‘Your Party’ Is a waste of time, vote Green instead
By liamkeegan
Back in July, I made the tragic mistake of feeling optimistic about the prospects of Jeremy Corbyn’s new party. I’ve always liked him, and despite his many, many unforced errors, I truly believed that he and Zarah Sultana might bring some hope back into the dire state of UK politics.
Of course, what followed was immediate disappointment. Although their launching of a party without a name should have clued me in to the insanity that was to follow. The rapid descent into infighting and the double-whammy of allying themselves with the Gaza Independents (whose social views are totally incompatible with any self-respecting progressive) and the fake online membership portal fiasco have completely disillusioned me with Corbyn and his movement.
It seems that despite being booted from Labour, Corbyn and Sultana must’ve caught whatever brain-eating parasite has afflicted the rest of the party during their time in government, because I cannot attribute the magnitude of shameless incompetence on display since Your Party was announced to anything besides partial brain death.
Alas, for a time, I was bereft of hope… that is until I saw the results of the Green Party’s leadership election. They had elected Zack Polanski to be their leader, a man I’d never heard of before. However, once I’d read about him, I was genuinely shocked at what I saw: a charismatic, focused, and above all else competent leader in waiting.
His short time in charge has already done more for the Greens than the infrequent rotations of Mr and Mrs Nobody that came before him ever did. In under two months, his left-populist rhetoric has seen his party rise from polling an average of 8% to the heady reaches of outer space (15%), their highest ever recorded numbers and neck-and-neck with Labour.
Zack gives a firm, unapologetic voice to the left — which a modern-day Corbyn never could. His recent appearance on BBC Question Time is undeniable proof of this. He was articulate, he was lively, he called Zia Yusuf a fascist to his face! I wouldn’t be surprised if he doesn’t show up again for several years after having actually challenged Reform. To me his appearance was pure catharsis. Keir Starmer could never.
Green Party membership has risen so sharply that, for a time, its social media was unable to keep up with all the milestones it had to announce; its numbers have already surpassed that of the Conservative Party (the ex-most successful political party in history) and seem poised to go much higher. If that doesn’t scream momentum, I don’t know what does.
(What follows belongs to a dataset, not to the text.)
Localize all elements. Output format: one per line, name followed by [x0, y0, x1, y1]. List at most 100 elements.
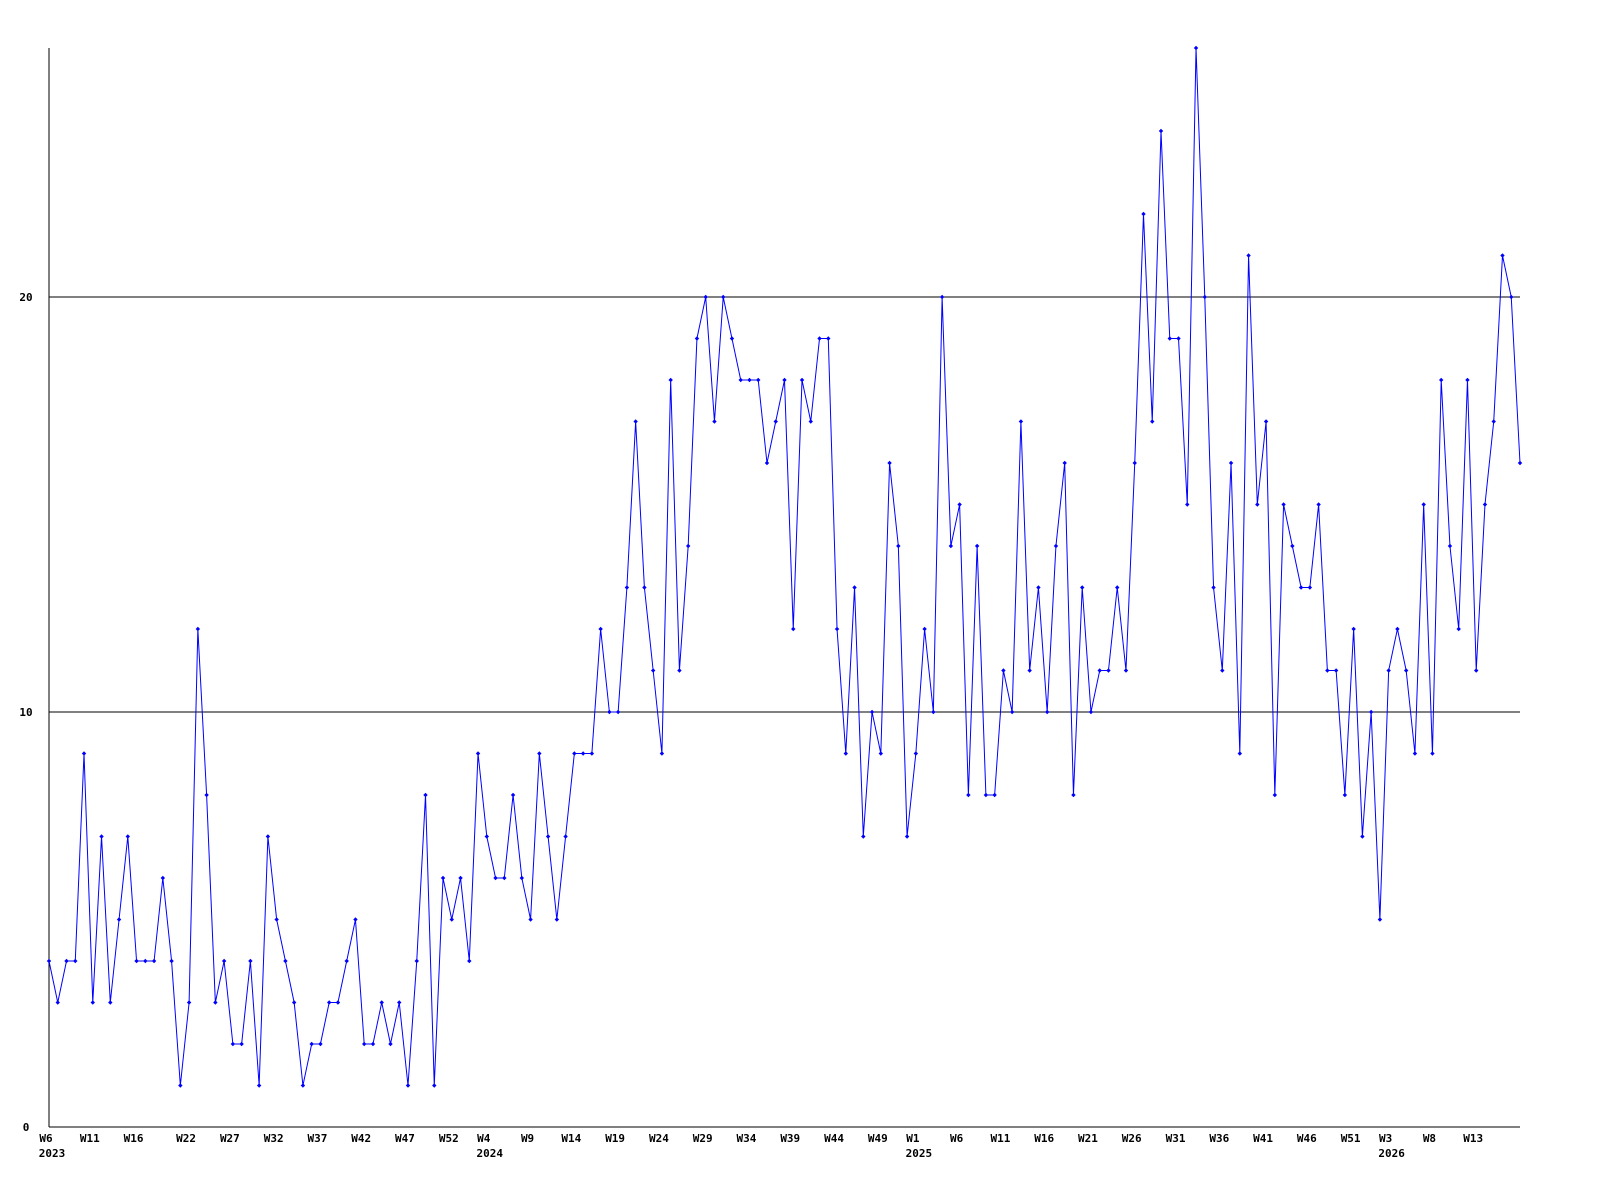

What pains me is that this could have been Your Party, but they fell at the first proverbial hurdle. And in doing so, have proven themselves to be little else but ineffective left-wing puritans. I strongly believe that political parties are no different from tools, insofar as they derive their right to exist from being effective at doing things. Your Party has already blunted itself beyond practical use, and if anything, it should be disbanded.
There are of course those who still have faith, which is genuinely understandable. But they must eventually face the simple truth that Your Party is nobody’s party. It will never be anybody’s party because it will never win power. And it can’t win power because it is led by self-aggrandising, politically incompetent frauds who in their long and storied parliamentary careers have achieved nothing materially significant besides name recognition. That alone will never be enough to lead.
The Greens, as of now, are the only viable route forward for the Left. Polanski is a good leader, and that alone is sorely needed in the age of Populism. His beliefs are the antithesis of far-right savagery; his party’s platform can be described eloquently by a single phrase, which Polanski himself has taken to repeating often on social media, “Let’s make hope normal again.”
As it always does, it will inevitably fall to the Great British public to choose our nation’s path at the next election. Our voting system will make it necessary for anti-Reform voters to consolidate around the most viable candidate in each seat, a winning formula demonstrated in the Welsh Senedd’s recent and highly anticipated Caerphilly by-election. In which the centre-left Plaid Cymru placed comfortably ahead of Reform due to tactical voting.
This strategy, as it seems with all sensible things, is something I imagine Your Party and Labour will stubbornly refuse to accept (although I hope I am wrong). So it is best to let them wallow in the hole of irrelevance they will surely dig for themselves, and to move on from them entirely.